Elle propose d’imposer un rapport maximal entre les plus hautes et les plus basses rémunérations, de mettre en place une “banque des temps” pour mieux organiser le travail tout au long de la vie, ou encore exiger plus de partage du pouvoir dans les entreprises.

Sur la réforme des retraites, qui vise à unifier les 42 régimes existants, Laurent Berger, se dit prêt à “aller à la concertation, comme on peut dire (...) aller au combat, pour faire entendre” ses revendications. “Ce ne sera pas simple, mais nous sommes bien armés”.

Il repartira “à la bataille dès lundi” sur la loi Pacte réforme pour la croissance et la transformation des entreprises, une loi qui est “une vraie opportunité” pour partager le pouvoir dans l’entreprise et “répartir les richesses”.

“NOUS NE NOUS LAISSERONS PAS FAIRE”

Aux récentes interventions du gouvernement qui laissent entendre une réorganisation des aides sociales, il répond: “nous ne laisserons pas faire sur la question des minima sociaux, nous ne nous laisserons pas faire sur les prestations sociales”.

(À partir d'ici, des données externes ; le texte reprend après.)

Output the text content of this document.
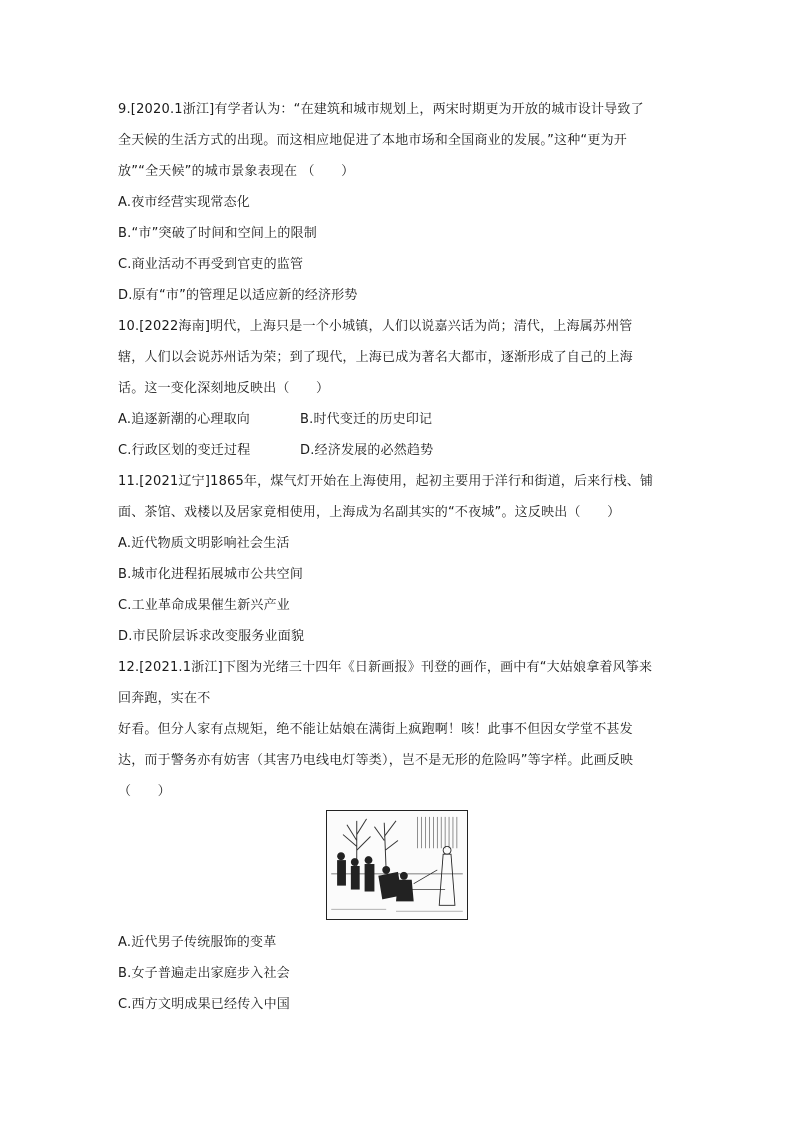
9.[2020.1浙江]有学者认为：“在建筑和城市规划上，两宋时期更为开放的城市设计导致了
全天候的生活方式的出现。而这相应地促进了本地市场和全国商业的发展。”这种“更为开
放”“全天候”的城市景象表现在 （　　）
A.夜市经营实现常态化
B.“市”突破了时间和空间上的限制
C.商业活动不再受到官吏的监管
D.原有“市”的管理足以适应新的经济形势
10.[2022海南]明代，上海只是一个小城镇，人们以说嘉兴话为尚；清代，上海属苏州管
辖，人们以会说苏州话为荣；到了现代，上海已成为著名大都市，逐渐形成了自己的上海
话。这一变化深刻地反映出（　　）
A.追逐新潮的心理取向	B.时代变迁的历史印记
C.行政区划的变迁过程	D.经济发展的必然趋势
11.[2021辽宁]1865年，煤气灯开始在上海使用，起初主要用于洋行和街道，后来行栈、铺
面、茶馆、戏楼以及居家竟相使用，上海成为名副其实的“不夜城”。这反映出（　　）
A.近代物质文明影响社会生活
B.城市化进程拓展城市公共空间
C.工业革命成果催生新兴产业
D.市民阶层诉求改变服务业面貌
12.[2021.1浙江]下图为光绪三十四年《日新画报》刊登的画作，画中有“大姑娘拿着风筝来
回奔跑，实在不
好看。但分人家有点规矩，绝不能让姑娘在满街上疯跑啊！咳！此事不但因女学堂不甚发
达，而于警务亦有妨害（其害乃电线电灯等类），岂不是无形的危险吗”等字样。此画反映
（　　）
A.近代男子传统服饰的变革
B.女子普遍走出家庭步入社会
C.西方文明成果已经传入中国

Il se dit “extrêmement vigilant” sur le plan Action publique 2022, réforme qui doit mener selon le gouvernement à “un service public plus efficace”. Elle prévoit notamment la suppression de 120.000 postes de fonctionnaires sur le quinquennat. Laurent Berger se dit prêt à porter “une vision exigeante de l’action publique (...) mais pour mieux rendre le service aux usagers”.

Malgré les reproches adressés à Emmanuel Macron sur sa façon de considérer les corps intermédiaires, Laurent Berger dit vouloir repartir avec lui “sur de nouvelles bases”.

Il demande “officiellement” la tenue d’”un rendez-vous social” dès septembre avec les partenaires sociaux pour que le chef de l’Etat dise “ce qu’il envisage de faire” et “ce qu’il attend des partenaires sociaux et de la démocratie sociale”.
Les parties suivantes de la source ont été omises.